Are you a good friend? Most of us might be inclined to answer “yes” to that question—at least regarding a prescribed number of close acquaintances. “I really like Bill; we get along well all the time.” “Jane and I think alike.” “We share the same interests.” “Alice and I have similar temperaments.” “I can share all my problems with Cynthia, and she’ll always sympathize with me.” “Ed never criticizes me.” All those things are expressions of some level of friendship and may be useful to a limited extent on various occasions. But the Word of God sets forth a higher standard for friendship than those described above. For example, A friend “sticks closer than a brother” (Pro. 18:24). Or, “A brother is born for adversity” (Pro. 17:17). Then there’s the one that may be abused; namely, “Faithful are the wounds of a friend” (Pro. 27:6).
What the proverb does not condone. Caustic criticism, observations (however true) intended to hurt or humiliate, ridicule, sarcasm, and words spoken without charity are all examples of words that would fall under the category of harmful wounds rather than “faithful wounds.” Words intended to belittle or put down, or put another in his place are not faithful wounds. Sometimes it is possible to say the right words with the wrong motive (e.g., anger, jealousy) or the wrong purpose (e.g., self-exaltation); in which case the wounds are not faithful.

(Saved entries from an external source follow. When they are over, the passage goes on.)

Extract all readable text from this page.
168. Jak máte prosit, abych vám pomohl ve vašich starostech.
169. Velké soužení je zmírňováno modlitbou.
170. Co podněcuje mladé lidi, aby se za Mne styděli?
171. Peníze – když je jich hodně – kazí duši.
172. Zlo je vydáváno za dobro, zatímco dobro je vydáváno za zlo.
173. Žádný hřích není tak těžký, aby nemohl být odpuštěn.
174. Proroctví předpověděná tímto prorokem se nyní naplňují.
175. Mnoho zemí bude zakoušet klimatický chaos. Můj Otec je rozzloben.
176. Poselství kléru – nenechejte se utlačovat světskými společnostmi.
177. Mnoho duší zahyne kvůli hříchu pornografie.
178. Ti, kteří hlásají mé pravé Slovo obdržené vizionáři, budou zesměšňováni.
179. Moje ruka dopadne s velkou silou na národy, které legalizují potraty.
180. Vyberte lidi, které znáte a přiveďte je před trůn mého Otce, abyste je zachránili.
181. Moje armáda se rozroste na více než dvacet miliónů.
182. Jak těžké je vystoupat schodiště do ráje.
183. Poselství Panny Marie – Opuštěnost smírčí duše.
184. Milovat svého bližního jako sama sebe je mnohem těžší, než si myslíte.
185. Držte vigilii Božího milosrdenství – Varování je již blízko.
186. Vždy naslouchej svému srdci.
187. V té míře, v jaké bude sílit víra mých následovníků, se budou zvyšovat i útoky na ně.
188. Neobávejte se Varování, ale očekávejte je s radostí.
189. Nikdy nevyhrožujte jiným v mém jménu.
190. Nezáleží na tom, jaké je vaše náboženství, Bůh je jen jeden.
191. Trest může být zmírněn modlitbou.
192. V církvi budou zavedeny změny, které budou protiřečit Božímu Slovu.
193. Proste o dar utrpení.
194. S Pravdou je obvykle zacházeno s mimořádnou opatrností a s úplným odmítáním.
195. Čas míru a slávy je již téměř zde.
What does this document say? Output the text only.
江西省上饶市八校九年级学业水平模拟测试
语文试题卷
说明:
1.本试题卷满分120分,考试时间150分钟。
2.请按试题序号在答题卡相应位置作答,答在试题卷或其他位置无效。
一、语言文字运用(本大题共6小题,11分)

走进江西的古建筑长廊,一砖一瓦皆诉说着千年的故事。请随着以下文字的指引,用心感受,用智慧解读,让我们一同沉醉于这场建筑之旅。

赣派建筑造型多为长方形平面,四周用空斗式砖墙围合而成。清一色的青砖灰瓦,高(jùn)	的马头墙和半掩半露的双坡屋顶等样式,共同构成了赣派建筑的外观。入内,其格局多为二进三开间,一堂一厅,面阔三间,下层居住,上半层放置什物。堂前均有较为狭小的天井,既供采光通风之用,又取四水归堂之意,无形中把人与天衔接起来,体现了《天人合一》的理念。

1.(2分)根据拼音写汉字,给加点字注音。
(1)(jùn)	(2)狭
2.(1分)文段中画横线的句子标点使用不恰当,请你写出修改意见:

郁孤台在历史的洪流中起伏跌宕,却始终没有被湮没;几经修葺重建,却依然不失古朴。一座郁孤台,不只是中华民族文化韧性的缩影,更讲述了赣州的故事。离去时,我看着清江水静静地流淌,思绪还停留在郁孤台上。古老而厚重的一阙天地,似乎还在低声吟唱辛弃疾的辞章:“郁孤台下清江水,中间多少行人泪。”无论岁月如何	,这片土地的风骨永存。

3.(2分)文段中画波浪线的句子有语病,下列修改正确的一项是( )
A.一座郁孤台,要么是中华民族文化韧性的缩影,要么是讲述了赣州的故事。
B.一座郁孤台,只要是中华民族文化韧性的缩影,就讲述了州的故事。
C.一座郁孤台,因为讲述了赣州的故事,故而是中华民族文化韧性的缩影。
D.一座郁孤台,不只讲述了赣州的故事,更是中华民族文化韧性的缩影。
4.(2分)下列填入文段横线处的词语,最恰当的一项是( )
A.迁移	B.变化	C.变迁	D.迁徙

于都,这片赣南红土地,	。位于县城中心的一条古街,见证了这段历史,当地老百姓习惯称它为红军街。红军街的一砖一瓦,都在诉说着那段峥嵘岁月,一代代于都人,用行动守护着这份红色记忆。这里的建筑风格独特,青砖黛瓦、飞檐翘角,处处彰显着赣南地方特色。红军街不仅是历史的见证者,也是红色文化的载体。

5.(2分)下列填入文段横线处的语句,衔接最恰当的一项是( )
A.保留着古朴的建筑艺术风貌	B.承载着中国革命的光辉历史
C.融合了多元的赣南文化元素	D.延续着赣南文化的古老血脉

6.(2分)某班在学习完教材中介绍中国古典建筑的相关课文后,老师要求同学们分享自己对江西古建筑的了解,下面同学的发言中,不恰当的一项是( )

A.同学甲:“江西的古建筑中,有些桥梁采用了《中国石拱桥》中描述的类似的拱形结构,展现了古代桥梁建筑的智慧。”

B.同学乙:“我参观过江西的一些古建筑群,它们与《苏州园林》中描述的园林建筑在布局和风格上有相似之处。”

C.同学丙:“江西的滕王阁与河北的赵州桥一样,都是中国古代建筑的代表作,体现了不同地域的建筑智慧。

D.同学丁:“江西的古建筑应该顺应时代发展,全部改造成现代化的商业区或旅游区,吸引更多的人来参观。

What the proverb requires of the friend who speaks. Put simply, wounding! The courage and love to wound someone whom we love. “Oh, she never hurts my feelings.” “He’ll never say anything to make me mad.” Those are not descriptions of a true friend. A true friend must on occasion consciously, deliberately say something that offends our flesh. If my wife loves me, she will not let me leave the house with remnants of my just-eaten dinner smeared on my face. No parent worth his salt will fail to warn his child that he is not behaving like a Christian, even going so far as to “wound” the child on the part of the anatomy God provided for such wounding. A real friend does not look the other way when he sees his friend heading into sin. A true friend does not pretend that everything is okay when he witnesses attitudes or behavior that he knows from Scripture God must chasten. A real friend recognizes words or actions that have dangerous consequences and “speak[s] the truth in love” (Eph. 4:15). We will not keep silent out of fear of hurting the feelings of another or from a concern that the relationship might be harmed; we will set aside those selfish concerns in order to do what is best for the spiritual well-being of our friend—regardless of what it may cost us personally in terms of our relationship with our brother.
What the proverb requires of the friend who receives the wounds. First of all, humility. Yes, sometimes we may receive exhortations, corrections, and even rebukes that are misguided and miss the mark. But even these may be instructive and beneficial if we recognize that God allowed them although they are not apropos to any recognized sin or weakness. Second (if it is not the case that the words have been spoken in error), willingness to acknowledge that the words we have received are true and that they have exposed an unrecognized weakness or an unadmitted sin. Godly humility will provoke us to examine ourselves regardless in order to discover the reason God allowed the correction or rebuke. And when the words hit the bullseye, humility will, first of all, keep our mouths shut; second, provoke self-examination; third, lead us to recognize our failing and/or lead us to repentance; and finally, bring victory over sin and renewed faithfulness.
If we live on the western plains where we seldom hear a discouraging word, we ought to move. God requires true friends sometimes to give and to receive words that are unpleasant to the flesh. If the Word of God never gets under our skin (It is God’s love letter to us and always reveals the often-unpleasant truth about our lives.) or if those we consider to be our friends never goad us to examine our ways, we are in dire straits. We should seek godly friends who will “let us consider how to stimulate one another to love and good deeds” (Heb. 10:24).